Gogar


City of Edinburgh

A location and former village in W Edinburgh, Gogar lies between Ingliston and Maybury, 5 miles (8 km) west of the city centre. The Gogar Burn flows through the area, while the A8 road connects Gogar Roundabout with Gogarburn Junction and Gogarstone Road. There was a thriving village here in Mediaeval times that was said, at one time, to have 300 residents. By the 19th C. it had declined to just seven families and its school closed. Sir Robert Liston (1742 - 1836), who lived at Millburn Tower, bought the village in 1832 and pulled down the disused houses. He erected a mill but many of his intended improvements were never executed.
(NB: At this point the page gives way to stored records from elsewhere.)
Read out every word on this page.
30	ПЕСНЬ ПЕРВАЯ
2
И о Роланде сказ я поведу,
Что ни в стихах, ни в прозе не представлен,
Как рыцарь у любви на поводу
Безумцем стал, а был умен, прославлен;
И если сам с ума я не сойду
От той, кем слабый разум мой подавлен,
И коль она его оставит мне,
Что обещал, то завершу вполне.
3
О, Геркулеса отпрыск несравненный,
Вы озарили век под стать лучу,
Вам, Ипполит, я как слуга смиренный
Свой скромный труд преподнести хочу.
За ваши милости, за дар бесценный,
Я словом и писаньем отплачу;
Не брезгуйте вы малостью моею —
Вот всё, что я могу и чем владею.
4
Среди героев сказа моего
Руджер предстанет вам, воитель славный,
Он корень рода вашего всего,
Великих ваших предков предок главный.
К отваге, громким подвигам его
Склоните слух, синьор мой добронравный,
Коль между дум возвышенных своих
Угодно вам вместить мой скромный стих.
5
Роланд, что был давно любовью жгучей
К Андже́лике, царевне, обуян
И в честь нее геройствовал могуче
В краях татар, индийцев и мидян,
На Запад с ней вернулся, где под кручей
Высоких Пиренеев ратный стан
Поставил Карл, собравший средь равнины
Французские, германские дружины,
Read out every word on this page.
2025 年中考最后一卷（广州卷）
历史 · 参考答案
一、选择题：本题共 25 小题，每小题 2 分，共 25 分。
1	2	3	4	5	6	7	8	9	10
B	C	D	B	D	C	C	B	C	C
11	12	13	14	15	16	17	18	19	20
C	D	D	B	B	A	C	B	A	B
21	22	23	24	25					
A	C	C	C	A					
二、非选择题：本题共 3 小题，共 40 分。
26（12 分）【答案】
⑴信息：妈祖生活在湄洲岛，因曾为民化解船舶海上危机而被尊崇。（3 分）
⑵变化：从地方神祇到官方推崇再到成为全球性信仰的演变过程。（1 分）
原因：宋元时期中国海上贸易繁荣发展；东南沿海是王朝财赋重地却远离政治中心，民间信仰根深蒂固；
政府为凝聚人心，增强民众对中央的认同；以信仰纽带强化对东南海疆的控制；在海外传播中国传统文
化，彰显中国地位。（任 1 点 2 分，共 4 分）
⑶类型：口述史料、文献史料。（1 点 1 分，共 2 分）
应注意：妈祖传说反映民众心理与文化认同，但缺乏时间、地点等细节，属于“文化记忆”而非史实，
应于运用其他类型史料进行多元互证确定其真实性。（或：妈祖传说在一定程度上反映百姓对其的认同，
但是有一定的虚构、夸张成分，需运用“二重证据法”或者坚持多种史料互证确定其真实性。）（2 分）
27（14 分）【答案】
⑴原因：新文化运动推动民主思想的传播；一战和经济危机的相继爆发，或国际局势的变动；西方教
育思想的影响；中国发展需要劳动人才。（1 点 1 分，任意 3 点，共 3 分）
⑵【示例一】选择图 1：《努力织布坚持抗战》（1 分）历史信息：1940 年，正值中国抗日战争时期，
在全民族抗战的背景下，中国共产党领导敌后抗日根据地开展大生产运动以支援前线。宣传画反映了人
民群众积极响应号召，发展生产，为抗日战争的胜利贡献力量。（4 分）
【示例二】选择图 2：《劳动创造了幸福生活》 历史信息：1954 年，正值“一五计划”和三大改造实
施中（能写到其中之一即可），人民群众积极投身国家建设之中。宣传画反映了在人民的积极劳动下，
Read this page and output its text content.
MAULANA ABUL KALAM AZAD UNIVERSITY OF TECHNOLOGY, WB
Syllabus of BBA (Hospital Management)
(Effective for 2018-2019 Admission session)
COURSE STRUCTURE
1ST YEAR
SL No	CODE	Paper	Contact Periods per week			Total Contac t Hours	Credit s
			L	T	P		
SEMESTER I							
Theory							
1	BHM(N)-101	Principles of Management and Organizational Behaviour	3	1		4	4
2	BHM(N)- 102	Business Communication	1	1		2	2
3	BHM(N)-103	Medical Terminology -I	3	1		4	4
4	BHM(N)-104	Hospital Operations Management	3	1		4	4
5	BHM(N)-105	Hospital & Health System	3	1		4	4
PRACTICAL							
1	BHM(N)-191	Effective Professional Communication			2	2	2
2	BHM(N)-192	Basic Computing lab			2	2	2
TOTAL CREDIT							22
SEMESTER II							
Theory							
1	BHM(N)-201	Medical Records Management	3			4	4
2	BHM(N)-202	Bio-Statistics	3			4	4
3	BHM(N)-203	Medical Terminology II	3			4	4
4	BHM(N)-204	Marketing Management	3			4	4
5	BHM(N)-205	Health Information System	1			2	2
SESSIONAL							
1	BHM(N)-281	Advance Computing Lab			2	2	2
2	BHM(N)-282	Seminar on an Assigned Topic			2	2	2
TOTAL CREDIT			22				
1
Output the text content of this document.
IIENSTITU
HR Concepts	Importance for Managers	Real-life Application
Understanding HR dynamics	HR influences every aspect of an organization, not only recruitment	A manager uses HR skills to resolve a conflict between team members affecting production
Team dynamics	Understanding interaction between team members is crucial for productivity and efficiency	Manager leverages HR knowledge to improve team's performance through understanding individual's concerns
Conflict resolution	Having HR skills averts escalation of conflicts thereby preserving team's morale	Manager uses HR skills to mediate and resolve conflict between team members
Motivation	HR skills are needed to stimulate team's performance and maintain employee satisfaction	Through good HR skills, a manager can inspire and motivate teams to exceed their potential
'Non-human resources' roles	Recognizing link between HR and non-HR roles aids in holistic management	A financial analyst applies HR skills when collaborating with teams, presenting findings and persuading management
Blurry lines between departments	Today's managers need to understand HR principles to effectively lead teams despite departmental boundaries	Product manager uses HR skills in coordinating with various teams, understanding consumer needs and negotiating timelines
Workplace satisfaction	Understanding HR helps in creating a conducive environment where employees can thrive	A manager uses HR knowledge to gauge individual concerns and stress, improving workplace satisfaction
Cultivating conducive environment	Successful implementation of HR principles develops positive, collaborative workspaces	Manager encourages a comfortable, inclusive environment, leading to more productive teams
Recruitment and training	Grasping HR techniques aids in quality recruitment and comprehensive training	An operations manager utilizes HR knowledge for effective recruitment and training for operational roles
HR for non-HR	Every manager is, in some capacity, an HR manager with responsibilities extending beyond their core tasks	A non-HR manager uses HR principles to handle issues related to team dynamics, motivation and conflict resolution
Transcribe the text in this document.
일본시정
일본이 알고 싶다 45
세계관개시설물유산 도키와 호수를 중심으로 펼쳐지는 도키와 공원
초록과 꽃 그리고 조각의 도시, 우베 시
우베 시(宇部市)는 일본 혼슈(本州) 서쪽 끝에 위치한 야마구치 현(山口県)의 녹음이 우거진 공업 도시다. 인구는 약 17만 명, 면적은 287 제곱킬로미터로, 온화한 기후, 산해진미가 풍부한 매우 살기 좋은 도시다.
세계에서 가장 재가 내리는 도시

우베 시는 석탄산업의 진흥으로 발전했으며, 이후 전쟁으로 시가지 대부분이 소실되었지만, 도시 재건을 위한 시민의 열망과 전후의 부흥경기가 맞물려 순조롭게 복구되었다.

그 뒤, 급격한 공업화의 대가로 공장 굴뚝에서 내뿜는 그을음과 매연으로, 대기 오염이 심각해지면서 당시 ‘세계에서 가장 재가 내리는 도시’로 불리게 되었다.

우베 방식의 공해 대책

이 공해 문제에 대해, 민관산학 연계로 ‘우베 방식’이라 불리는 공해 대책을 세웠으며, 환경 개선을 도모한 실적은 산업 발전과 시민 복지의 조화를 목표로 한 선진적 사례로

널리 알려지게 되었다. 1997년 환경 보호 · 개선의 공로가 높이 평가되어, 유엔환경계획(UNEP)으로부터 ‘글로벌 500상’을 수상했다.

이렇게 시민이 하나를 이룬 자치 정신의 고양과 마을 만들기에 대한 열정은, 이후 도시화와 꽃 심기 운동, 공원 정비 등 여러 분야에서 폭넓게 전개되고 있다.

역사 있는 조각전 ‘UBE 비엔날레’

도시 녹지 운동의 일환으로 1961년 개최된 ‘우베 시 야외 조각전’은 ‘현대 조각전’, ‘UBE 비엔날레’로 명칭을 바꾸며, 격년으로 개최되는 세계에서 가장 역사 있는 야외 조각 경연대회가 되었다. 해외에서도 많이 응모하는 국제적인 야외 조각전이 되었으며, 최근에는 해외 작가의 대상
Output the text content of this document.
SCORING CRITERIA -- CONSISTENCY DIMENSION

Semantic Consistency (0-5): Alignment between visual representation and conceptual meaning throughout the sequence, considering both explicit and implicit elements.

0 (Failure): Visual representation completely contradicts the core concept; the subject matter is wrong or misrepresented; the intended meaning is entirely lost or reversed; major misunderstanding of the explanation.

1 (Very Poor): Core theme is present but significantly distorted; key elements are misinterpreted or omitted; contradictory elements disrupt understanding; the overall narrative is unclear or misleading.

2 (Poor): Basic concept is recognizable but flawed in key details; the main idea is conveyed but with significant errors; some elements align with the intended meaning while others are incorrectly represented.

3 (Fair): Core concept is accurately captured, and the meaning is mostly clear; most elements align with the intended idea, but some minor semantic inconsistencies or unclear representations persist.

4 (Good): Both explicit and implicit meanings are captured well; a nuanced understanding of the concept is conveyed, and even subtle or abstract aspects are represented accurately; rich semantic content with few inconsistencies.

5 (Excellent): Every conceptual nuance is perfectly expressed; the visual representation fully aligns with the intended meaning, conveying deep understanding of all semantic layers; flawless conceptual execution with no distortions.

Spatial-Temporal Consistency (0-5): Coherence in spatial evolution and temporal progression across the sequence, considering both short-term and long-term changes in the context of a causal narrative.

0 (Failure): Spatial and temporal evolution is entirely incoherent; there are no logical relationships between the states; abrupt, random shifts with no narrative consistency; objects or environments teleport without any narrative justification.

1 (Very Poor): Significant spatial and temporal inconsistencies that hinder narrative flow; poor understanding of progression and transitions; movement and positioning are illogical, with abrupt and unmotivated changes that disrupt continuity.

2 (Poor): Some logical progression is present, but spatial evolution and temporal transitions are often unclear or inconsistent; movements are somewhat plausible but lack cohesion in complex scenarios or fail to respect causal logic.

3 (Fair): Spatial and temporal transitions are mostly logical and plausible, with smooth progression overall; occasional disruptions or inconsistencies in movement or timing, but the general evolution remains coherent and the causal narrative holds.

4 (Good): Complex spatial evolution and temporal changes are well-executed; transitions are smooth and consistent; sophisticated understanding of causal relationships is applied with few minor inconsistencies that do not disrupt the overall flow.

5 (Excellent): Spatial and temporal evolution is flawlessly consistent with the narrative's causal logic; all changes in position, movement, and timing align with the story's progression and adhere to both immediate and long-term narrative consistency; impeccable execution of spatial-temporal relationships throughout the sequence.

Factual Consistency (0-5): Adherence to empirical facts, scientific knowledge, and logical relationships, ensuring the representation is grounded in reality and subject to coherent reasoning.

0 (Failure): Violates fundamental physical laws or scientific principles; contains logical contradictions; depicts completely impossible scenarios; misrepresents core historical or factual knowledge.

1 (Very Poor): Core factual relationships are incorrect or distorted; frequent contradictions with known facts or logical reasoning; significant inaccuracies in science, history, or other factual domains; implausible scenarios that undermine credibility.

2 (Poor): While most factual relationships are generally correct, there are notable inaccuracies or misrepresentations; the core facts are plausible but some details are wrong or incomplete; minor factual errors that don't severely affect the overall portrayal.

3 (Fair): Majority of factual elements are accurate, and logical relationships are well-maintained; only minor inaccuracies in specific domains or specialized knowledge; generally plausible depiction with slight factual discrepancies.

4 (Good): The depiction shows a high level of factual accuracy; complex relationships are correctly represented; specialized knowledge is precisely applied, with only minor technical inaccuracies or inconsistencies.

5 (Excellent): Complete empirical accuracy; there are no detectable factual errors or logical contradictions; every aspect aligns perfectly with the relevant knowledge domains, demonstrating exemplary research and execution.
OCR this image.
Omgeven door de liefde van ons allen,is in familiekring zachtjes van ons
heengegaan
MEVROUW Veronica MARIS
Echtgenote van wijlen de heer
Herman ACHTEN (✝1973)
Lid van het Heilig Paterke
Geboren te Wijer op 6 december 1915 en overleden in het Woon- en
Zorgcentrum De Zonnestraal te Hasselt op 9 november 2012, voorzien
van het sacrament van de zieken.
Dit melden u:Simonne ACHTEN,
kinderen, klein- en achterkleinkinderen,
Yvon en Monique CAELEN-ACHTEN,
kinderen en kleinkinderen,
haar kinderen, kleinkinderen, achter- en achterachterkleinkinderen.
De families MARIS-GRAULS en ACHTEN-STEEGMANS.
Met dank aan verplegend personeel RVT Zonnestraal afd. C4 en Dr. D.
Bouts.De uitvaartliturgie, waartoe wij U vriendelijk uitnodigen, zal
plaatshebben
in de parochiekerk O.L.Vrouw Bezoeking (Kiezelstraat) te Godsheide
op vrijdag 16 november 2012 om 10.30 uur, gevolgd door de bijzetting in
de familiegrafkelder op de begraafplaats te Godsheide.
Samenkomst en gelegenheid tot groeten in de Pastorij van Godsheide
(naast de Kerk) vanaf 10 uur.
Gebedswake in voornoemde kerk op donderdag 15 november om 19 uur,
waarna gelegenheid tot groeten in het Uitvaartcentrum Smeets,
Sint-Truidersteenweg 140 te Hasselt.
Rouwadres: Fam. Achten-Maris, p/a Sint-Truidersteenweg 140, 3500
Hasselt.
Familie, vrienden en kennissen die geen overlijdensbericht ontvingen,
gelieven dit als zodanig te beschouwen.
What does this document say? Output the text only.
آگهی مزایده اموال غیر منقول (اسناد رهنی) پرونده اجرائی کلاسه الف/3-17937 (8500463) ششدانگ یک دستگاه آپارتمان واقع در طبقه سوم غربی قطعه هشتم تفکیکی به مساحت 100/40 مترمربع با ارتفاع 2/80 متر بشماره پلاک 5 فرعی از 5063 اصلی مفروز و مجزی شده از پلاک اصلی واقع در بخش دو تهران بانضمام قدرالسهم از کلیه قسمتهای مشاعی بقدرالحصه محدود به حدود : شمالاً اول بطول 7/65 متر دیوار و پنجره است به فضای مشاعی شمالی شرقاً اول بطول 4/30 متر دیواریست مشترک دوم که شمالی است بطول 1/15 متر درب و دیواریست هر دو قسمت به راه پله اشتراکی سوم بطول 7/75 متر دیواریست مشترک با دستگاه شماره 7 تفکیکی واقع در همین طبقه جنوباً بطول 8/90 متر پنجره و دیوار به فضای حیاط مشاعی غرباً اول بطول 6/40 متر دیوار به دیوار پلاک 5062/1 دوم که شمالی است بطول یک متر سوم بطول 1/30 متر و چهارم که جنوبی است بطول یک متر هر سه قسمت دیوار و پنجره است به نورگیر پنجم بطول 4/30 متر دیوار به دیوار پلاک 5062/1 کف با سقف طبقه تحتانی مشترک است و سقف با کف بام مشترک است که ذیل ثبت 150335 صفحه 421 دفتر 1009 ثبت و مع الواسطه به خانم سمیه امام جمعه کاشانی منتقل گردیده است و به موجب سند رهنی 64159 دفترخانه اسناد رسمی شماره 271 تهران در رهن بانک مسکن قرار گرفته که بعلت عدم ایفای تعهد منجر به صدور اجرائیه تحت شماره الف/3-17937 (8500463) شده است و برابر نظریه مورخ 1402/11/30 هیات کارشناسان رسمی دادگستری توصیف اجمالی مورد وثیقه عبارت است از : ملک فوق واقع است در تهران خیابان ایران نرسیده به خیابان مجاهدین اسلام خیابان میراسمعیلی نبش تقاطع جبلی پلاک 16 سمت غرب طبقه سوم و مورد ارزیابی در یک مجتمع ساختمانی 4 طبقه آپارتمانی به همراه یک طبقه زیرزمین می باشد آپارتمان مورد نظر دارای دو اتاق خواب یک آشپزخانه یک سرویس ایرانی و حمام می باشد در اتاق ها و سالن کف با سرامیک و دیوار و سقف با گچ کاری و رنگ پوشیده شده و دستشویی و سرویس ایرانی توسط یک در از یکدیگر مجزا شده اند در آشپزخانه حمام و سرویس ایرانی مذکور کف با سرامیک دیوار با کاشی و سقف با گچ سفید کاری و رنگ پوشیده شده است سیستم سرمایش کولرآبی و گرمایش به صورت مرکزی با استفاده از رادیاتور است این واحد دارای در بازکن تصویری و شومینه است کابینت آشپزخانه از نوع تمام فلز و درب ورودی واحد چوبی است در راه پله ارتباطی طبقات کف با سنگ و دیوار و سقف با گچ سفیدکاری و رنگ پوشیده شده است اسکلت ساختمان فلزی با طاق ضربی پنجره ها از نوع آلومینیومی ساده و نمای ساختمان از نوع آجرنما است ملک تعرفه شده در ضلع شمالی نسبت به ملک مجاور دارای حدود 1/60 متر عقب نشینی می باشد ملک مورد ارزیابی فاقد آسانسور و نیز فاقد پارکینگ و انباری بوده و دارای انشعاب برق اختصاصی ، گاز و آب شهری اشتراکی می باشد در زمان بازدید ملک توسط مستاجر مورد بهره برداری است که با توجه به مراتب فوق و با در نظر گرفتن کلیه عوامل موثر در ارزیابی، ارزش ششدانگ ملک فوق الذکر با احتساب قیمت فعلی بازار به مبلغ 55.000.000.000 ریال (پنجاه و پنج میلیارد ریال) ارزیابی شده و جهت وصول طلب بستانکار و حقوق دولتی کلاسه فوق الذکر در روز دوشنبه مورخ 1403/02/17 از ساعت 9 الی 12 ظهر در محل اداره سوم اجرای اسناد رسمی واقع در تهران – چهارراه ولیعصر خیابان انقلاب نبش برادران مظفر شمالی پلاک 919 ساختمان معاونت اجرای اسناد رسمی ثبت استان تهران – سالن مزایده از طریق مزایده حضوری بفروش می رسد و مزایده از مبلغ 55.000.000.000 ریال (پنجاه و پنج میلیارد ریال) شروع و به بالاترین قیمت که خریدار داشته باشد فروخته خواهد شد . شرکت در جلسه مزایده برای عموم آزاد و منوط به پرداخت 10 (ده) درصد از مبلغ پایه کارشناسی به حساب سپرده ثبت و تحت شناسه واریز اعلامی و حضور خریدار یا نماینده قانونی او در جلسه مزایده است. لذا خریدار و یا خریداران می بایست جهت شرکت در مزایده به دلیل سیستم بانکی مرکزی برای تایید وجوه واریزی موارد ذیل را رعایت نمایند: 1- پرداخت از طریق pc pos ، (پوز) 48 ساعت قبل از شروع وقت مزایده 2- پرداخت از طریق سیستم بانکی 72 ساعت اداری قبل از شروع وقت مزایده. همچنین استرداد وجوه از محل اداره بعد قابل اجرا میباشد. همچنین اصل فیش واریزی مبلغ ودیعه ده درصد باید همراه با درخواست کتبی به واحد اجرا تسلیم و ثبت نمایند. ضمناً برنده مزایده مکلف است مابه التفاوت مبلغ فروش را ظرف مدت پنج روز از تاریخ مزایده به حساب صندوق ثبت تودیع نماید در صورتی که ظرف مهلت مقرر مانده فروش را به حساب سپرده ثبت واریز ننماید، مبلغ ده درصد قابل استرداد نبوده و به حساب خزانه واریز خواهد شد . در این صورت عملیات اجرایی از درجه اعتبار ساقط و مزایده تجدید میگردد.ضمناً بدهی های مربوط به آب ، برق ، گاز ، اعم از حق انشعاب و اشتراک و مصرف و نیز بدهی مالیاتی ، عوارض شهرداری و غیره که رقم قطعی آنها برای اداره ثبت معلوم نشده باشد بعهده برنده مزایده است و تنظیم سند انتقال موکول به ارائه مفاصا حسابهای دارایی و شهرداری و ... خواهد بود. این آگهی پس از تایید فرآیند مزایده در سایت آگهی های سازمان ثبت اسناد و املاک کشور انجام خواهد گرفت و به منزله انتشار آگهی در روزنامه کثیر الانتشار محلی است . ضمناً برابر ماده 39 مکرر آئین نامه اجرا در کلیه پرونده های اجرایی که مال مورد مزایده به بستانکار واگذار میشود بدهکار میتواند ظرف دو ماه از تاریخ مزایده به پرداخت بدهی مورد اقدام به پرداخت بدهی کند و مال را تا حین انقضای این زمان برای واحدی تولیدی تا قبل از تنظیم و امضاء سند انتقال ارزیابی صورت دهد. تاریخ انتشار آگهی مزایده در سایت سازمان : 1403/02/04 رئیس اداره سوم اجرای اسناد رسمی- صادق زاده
A few residents and a smithy remained into the 20th C., although the smithy was moved to allow road improvements in 1927 and the building finally demolished in the early 21st C. Gogar Parish Church was first recorded in 1240, under Holyrood Abbey, and the Parson of Gogar swore fealty to King Edward I of England in 1269. The church was rebuilt 1890-91 incorporating an older fragment, fell from use in the 1970s but the building remains as a furniture workshop.

The Edinburgh Tram Depot was completed next to Gogar Roundabout in 2011 and there is a tram stop at Gogarburn, close to the former church.

Castle Gogar dates from 1625 and was built on the site of an earlier fortification which dates from c.1300. Gogarburn House dates from 1811, was extensively modified in 1893 and became a hospital for the mentally handicapped in 1924, which closed in 1999. Most of the hospital buildings were demolished and the massive Royal Bank of Scotland Headquarters opened here in 2005. Now B-listed, Gogarburn House remains as a staff club within the complex. The Gogar Stone stands in a field to the west of Gogar Mount, a B-listed mansion built in 1817 for David Wardlaw, the founder of the Scottish Widows' Fund Life Assurance Society.

On 27th August 1650, a skirmish took place at Gogar between the armies of Oliver Cromwell and David Leslie, whose forces had camped in the area around Gogar Kirk. The marshy ground prevented a full engagement and the two sides were reduced to firing cannon at each other, inflicting minor casualties.

Gogar Loch was a shallow post-glacial lake which stretched eastwards towards Corstorphine. This gradually silted up, becoming a marsh by the late Mediaeval period, and was finally drained during the 17th and 18th centuries.